Das hat geprägt und so hält die Dozentin auch heute noch die Treue zum Münchner Verein.

:: Zuschauen ist schöner

Selbst Fußball gespielt hat die Dozentin allerdings nie. „Bis auf einen Versuch während meiner Studienzeit habe ich mich aufs Zuschauen beschränkt“, erzählt die 42-Jährige. Ein typischer Fußballabend geht für die Bayerin nicht ohne Freunde. „Wir fletzen alle irgendwie herum und geben schlaue Kommentare ab“, sagt sie und bedauert gleichzeitig, dass die Fußballabende in Leipzig meist etwas anders aussehen. „Hier gucke ich auf meinem kleinen Fernseher oder verfolge die Übertragungen im Radio. Wenn ich richtig Lust habe, gehe ich auch auf den Markt.“

:: Der schönste Fußballer

Die Wahl zum schönsten Fußballer der EM auf unserer Site verfolgt Ute Nawratil genau. Allerdings hat sie keinem der von EM-Ole nominierten Spieler ihre Stimme gegeben. „Eine Schönheitswahl ohne Luis Figo geht doch gar nicht“, schimpft sie und macht damit klar, wer ihr Favorit gewesen wäre.

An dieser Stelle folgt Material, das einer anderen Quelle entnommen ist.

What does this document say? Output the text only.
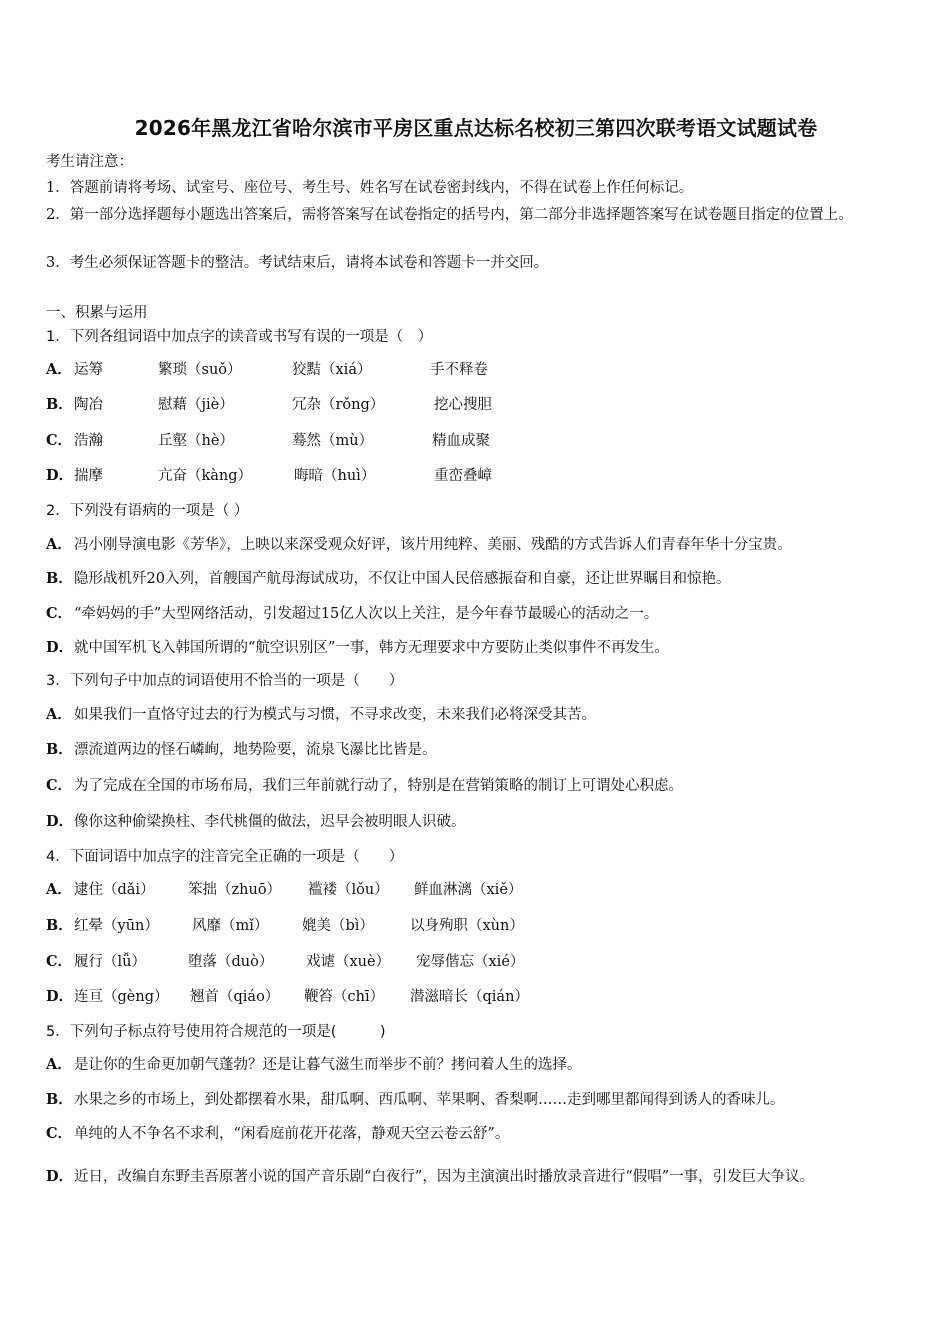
2026年黑龙江省哈尔滨市平房区重点达标名校初三第四次联考语文试题试卷
考生请注意：
1．答题前请将考场、试室号、座位号、考生号、姓名写在试卷密封线内，不得在试卷上作任何标记。
2．第一部分选择题每小题选出答案后，需将答案写在试卷指定的括号内，第二部分非选择题答案写在试卷题目指定的位置上。
3．考生必须保证答题卡的整洁。考试结束后，请将本试卷和答题卡一并交回。
一、积累与运用
1．下列各组词语中加点字的读音或书写有误的一项是（　）
A． 运筹	繁琐（suǒ）	狡黠（xiá）	手不释卷
B． 陶冶	慰藉（jiè）	冗杂（rǒng）	挖心搜胆
C． 浩瀚	丘壑（hè）	蓦然（mù）	精血成聚
D． 揣摩	亢奋（kàng）	晦暗（huì）	重峦叠嶂
2．下列没有语病的一项是（ ）
A． 冯小刚导演电影《芳华》，上映以来深受观众好评，该片用纯粹、美丽、残酷的方式告诉人们青春年华十分宝贵。
B．隐形战机歼20入列，首艘国产航母海试成功，不仅让中国人民倍感振奋和自豪，还让世界瞩目和惊艳。
C． “牵妈妈的手”大型网络活动，引发超过15亿人次以上关注，是今年春节最暖心的活动之一。
D．就中国军机飞入韩国所谓的“航空识别区”一事，韩方无理要求中方要防止类似事件不再发生。
3．下列句子中加点的词语使用不恰当的一项是（　　）
A． 如果我们一直恪守过去的行为模式与习惯，不寻求改变，未来我们必将深受其苦。
B．漂流道两边的怪石嶙峋，地势险要，流泉飞瀑比比皆是。
C． 为了完成在全国的市场布局，我们三年前就行动了，特别是在营销策略的制订上可谓处心积虑。
D．像你这种偷梁换柱、李代桃僵的做法，迟早会被明眼人识破。
4．下面词语中加点字的注音完全正确的一项是（　　）
A． 逮住（dǎi） 笨拙（zhuō） 褴褛（lǒu） 鲜血淋漓（xiě）
B． 红晕（yūn） 风靡（mǐ） 媲美（bì） 以身殉职（xùn）
C． 履行（lǚ）	堕落（duò） 戏谑（xuè） 宠辱偕忘（xié）
D． 连亘（gèng） 翘首（qiáo） 鞭笞（chī） 潜滋暗长（qián）
5．下列句子标点符号使用符合规范的一项是(　　　)
A． 是让你的生命更加朝气蓬勃？还是让暮气滋生而举步不前？拷问着人生的选择。
B．水果之乡的市场上，到处都摆着水果，甜瓜啊、西瓜啊、苹果啊、香梨啊……走到哪里都闻得到诱人的香味儿。
C． 单纯的人不争名不求利，“闲看庭前花开花落，静观天空云卷云舒”。
D．近日，改编自东野圭吾原著小说的国产音乐剧“白夜行”，因为主演演出时播放录音进行“假唱”一事，引发巨大争议。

:: Tschechien als Europameister

Für die deutsche Mannschaft sieht die Dozentin keine Chance auf die Europameisterschaft. „Wenn es gut läuft, kommt das Team bis ins Halbfinale“, erläutert die 42-Jährige. Aber auch die Franzosen werden es laut Ute Nawratil nicht schaffen. Sie hat einen ganz anderen Favoriten: „Ich tippe auf die Tschechen“.